Build Your Own Solar Panels
If you're tired of having "the man" in your financials at every turn, learning the basics of how to build your own solar panels is one of the smarter steps toward gaining more independence and contributing to a greener environment. You can buy a solar panels pre-made for a fairly reasonable price, but learning how to build them from cells provides a more satisfying self-made cushioning from "the machine".
You will need:
- 36 Polycrystalline cells (for making a solar panel with approximately 18 volts-factor in extras in case you break a few)
- Thin tabbing wire (to solder to the cells)
- Thick bus wire (for tying cell strings together to the larger solar panel grid of cells)
- Silver solder (to connect joints)
- A Soldering iron
- A Rosin flux pen (to help cells accept soldering)
- A MultiMeter (for measuring the voltage and amperage coming from the cells)
- Optional resins, glass, or waxes to additionally protect your cells
- Plug the soldering iron into an electrical outlet to get it warm enough. If your soldering iron isn't hot enough, it will make it difficult to attach wires to the cells.
- Have the flux pen ready and lay the cell flat. Run the tip of your flux pen over the tab lines on the front of the cell to prepare it for soldering.
- Cut tab wires to twice the length of the cell. Lay the wire onto the first tab strip of the front of the cell. Solder the tip of the wire to the strip to hold it securely in place. Work you way down the tab strip, soldering the wire into place. Repeat this process for each cell you will be using.
- Flip two soldered cells over. Prep one of the cell's back tabs with your flux pen, as you did for the front of both cells. Solder the wire leading from the front of the other cell of the pair over the back of the cell you've just prepped. This will create a chain of front-facing cells for your panel with every pair of cells connected in this fashion. Cells give negative charge on the front and positive charge on the back.
- To test cell pairs before connecting them into long strips with your bus wire, lay them in direct sunlight. With the multimeter off, attach its negative lead to the front metal of the cell, and touch the positive lead to the back metal of the cell strip. To see how many volts you're getting from your strips, turn the meter on, and be sure its position is set the read voltage. Each cell should show at least .5 volts. Larger cells will yield more voltage.
- When you've completed one panel strip, twine the ends of its wires to clamps. he clamps will enable you to connect the panel's negative wire to the negative port of a deep cycle battery, (a battery that matches the voltage of the combined cells making up your panel) followed by the panel's positive wire to the positive terminal of the battery typically marked with a plus sign. You will also require a charge controller, DC meter and DC inlet to use your panel with a small DC battery. If you need to connect electronics requiring AC power, purchase an AC inverter matching the total amount of volts you'll need based on the sum volts of the electronics you'll use.

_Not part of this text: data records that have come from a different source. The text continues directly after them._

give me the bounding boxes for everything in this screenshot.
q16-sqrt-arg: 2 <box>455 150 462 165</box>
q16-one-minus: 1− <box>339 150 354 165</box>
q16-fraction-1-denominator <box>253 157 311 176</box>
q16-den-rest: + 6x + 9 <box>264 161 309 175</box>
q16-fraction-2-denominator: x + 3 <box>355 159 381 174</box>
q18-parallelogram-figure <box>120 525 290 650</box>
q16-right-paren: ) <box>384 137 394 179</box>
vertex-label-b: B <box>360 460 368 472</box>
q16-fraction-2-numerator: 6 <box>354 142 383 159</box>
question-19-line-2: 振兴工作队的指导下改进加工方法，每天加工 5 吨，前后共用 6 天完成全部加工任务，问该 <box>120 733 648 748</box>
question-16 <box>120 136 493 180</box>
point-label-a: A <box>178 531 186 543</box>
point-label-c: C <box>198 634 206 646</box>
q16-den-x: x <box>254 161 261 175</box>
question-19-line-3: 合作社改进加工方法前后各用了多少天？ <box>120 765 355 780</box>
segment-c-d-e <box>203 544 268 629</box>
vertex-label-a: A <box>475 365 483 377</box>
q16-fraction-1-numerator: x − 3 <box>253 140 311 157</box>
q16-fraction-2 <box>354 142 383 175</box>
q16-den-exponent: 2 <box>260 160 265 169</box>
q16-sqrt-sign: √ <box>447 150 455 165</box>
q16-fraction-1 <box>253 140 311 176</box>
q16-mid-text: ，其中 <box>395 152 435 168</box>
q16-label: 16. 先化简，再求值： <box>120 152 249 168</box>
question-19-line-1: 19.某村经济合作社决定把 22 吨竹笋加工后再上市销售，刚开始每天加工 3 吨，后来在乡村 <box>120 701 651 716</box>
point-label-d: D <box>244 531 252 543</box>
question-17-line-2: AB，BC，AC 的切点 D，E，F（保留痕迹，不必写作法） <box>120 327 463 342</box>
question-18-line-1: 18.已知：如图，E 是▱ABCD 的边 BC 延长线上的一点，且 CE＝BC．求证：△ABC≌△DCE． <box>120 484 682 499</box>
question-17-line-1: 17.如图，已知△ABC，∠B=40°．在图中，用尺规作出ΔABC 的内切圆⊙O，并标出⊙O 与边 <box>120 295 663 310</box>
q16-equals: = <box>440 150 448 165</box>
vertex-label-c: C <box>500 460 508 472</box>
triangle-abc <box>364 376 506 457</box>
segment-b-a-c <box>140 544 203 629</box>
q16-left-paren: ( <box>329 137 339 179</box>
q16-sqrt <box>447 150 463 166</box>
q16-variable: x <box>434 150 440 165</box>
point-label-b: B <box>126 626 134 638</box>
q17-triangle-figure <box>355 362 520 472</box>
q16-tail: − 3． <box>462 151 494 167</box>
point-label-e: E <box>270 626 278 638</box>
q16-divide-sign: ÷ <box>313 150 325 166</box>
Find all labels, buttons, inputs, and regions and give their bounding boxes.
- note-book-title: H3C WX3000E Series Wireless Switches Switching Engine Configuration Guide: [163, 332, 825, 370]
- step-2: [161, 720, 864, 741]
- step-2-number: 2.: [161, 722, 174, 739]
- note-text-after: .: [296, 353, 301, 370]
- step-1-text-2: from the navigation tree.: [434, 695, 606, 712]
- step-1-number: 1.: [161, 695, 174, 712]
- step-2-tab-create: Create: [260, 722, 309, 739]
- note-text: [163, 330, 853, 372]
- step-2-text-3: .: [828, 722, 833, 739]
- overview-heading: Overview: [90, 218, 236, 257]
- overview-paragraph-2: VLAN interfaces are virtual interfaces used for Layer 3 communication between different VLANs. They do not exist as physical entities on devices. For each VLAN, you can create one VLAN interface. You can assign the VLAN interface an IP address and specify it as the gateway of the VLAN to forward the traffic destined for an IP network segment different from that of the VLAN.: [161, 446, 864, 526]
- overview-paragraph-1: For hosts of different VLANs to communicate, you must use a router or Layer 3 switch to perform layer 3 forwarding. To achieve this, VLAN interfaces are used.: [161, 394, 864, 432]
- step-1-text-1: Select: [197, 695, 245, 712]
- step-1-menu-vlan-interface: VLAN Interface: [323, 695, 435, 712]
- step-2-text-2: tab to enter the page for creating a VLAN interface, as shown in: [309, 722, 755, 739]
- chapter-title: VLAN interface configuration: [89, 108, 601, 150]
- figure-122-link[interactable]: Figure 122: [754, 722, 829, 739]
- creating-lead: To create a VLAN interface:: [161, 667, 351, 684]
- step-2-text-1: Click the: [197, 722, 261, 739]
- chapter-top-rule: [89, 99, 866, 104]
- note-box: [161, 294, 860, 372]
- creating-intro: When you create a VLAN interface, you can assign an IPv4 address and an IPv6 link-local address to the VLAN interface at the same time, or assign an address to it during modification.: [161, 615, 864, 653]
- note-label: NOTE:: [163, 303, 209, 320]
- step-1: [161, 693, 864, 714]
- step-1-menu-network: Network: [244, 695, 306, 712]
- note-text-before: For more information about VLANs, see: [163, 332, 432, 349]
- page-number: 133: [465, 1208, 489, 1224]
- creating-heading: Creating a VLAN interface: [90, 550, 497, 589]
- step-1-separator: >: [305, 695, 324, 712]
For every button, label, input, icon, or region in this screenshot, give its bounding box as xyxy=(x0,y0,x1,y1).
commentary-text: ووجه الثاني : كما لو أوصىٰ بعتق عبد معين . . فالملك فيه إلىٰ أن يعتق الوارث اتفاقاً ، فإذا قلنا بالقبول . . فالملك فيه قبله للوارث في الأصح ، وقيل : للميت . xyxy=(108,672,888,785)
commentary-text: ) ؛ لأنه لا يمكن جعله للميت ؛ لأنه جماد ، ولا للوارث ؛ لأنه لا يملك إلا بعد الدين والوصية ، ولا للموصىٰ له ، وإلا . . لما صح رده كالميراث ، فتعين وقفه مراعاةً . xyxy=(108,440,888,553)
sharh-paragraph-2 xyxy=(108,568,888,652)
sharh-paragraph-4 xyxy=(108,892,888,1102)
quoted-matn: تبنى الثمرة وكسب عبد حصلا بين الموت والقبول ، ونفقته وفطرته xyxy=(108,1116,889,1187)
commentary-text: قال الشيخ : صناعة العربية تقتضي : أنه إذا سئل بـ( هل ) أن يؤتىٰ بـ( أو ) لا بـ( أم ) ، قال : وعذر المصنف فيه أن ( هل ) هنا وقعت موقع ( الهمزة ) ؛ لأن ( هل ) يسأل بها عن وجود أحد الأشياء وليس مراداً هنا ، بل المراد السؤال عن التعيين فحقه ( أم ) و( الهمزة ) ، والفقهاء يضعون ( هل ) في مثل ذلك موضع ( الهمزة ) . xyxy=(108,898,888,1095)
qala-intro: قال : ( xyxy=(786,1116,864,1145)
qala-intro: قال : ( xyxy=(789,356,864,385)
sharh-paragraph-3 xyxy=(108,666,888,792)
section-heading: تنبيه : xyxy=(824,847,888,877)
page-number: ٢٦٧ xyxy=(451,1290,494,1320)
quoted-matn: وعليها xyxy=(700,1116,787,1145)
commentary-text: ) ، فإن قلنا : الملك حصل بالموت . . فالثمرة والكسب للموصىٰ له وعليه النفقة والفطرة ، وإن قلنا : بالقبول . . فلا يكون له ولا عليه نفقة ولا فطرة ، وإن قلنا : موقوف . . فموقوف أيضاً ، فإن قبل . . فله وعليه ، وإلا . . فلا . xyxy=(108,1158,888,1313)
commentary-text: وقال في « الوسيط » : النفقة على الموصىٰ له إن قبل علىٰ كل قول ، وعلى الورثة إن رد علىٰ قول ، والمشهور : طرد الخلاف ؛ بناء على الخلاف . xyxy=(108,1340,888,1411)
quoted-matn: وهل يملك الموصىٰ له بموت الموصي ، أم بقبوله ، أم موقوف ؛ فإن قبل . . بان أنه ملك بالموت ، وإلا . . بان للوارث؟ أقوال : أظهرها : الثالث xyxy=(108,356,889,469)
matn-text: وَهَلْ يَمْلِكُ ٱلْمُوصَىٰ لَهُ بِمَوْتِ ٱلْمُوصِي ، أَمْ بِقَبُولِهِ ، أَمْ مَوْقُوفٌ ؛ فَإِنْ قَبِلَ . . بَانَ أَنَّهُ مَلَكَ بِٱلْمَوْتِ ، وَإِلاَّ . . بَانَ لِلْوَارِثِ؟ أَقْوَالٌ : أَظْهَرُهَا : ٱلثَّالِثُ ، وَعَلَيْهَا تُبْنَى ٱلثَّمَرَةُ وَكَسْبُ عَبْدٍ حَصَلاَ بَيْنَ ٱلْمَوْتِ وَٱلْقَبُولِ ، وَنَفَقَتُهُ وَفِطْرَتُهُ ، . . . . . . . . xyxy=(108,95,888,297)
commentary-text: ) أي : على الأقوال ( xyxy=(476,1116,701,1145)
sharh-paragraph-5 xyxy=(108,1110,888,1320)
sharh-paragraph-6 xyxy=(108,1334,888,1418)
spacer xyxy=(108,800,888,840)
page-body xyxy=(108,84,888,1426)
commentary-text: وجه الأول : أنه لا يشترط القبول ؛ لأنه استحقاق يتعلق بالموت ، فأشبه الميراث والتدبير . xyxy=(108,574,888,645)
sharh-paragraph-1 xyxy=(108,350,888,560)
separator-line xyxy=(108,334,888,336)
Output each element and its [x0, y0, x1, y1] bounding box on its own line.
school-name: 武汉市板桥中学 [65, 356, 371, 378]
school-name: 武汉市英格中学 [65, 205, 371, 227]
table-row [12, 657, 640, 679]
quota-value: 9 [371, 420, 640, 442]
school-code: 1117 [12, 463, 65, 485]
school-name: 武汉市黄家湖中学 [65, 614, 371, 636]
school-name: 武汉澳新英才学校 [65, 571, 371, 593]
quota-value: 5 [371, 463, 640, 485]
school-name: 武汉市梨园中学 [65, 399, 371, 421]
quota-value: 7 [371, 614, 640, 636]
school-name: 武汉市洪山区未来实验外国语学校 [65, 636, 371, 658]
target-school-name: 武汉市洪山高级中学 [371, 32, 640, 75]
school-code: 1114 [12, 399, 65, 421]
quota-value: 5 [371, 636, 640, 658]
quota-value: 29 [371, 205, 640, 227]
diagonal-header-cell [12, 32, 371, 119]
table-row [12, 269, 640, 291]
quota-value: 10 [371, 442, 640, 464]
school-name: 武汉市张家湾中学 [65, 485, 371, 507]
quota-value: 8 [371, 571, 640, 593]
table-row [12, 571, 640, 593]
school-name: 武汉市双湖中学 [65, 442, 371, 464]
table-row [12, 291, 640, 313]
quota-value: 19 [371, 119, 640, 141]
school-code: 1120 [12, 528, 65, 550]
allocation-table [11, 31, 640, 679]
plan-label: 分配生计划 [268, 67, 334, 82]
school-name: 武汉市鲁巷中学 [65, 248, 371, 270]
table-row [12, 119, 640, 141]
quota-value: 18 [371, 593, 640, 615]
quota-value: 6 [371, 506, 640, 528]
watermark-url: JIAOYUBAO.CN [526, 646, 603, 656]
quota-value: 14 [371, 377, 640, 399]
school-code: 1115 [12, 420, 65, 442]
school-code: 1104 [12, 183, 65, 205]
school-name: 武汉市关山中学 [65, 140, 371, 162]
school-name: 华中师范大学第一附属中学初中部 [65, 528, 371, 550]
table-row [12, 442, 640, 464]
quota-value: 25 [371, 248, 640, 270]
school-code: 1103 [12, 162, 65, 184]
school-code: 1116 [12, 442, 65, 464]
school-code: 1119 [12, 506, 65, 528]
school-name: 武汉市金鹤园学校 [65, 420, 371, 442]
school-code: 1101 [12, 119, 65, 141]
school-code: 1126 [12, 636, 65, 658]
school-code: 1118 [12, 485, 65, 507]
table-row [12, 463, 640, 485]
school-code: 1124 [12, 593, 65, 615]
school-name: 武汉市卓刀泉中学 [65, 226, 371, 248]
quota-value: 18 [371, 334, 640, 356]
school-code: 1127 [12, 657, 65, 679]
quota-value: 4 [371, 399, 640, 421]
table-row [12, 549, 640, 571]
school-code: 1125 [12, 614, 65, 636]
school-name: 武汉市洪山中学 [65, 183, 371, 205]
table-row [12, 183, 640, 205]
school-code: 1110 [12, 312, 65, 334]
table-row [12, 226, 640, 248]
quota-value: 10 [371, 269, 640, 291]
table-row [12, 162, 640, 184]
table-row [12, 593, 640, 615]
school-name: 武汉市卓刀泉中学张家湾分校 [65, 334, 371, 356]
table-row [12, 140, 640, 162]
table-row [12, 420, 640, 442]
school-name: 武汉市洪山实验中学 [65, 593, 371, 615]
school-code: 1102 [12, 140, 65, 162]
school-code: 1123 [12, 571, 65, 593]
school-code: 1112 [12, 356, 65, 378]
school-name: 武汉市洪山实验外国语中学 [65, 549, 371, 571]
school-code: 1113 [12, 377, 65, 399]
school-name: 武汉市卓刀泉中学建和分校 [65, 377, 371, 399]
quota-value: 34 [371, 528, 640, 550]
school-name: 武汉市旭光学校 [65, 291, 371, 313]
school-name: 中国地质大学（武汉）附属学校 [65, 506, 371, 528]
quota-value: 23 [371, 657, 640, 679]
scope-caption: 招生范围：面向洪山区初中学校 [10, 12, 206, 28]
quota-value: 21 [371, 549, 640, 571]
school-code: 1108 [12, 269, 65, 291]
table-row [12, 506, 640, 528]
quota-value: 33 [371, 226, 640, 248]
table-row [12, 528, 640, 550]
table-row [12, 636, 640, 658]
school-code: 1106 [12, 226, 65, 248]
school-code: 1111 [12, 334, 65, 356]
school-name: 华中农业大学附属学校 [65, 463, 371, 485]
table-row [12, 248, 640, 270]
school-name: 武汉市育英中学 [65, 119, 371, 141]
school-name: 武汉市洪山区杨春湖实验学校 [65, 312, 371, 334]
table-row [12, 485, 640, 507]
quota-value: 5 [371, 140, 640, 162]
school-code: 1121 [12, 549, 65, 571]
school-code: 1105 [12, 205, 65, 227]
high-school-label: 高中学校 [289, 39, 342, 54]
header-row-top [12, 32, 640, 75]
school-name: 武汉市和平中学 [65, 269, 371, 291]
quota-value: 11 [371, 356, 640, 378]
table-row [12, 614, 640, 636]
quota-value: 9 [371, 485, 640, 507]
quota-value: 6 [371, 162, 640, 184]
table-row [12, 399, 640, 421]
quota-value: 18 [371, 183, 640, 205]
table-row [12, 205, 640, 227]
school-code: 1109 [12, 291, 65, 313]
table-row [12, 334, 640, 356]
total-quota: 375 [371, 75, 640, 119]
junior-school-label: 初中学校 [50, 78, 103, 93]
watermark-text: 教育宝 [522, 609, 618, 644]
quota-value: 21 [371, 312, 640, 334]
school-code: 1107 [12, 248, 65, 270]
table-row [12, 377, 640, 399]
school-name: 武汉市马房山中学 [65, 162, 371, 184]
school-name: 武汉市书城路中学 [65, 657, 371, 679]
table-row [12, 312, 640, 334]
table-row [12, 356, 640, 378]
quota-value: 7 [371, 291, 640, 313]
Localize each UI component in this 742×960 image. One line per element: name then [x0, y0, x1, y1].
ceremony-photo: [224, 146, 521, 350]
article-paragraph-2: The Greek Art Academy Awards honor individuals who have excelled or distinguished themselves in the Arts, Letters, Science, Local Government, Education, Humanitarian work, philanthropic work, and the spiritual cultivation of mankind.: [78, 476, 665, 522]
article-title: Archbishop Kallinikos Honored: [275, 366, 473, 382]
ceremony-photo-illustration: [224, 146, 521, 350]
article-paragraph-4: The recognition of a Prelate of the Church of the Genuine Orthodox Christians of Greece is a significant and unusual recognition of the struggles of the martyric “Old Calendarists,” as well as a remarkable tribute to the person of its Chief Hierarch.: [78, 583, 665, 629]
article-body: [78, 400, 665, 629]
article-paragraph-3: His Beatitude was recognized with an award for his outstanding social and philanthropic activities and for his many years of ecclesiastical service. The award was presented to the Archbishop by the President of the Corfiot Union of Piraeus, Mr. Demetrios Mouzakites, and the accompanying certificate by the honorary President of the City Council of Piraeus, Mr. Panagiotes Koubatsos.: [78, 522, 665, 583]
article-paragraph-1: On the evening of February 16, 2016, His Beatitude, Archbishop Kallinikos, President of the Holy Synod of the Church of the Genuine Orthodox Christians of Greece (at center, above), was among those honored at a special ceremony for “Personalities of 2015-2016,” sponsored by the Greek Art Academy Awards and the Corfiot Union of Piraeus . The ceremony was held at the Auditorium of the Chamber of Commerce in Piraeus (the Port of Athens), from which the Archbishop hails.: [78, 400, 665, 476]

- Repeat steps one through six for each panel. The process can get tedious, but the pros definitely outweigh the cons.
Use large panes of glass and resins to protect the fragile cells making up your panel. Approach this project patiently. Building a solar panel is trial and error, even with instructions. Reminding yourself how fragile the cells are helps avoid breaking them. You'll require more than one solar panel (and separate components with a battery for each panel) to be totally independent of traditional electricity.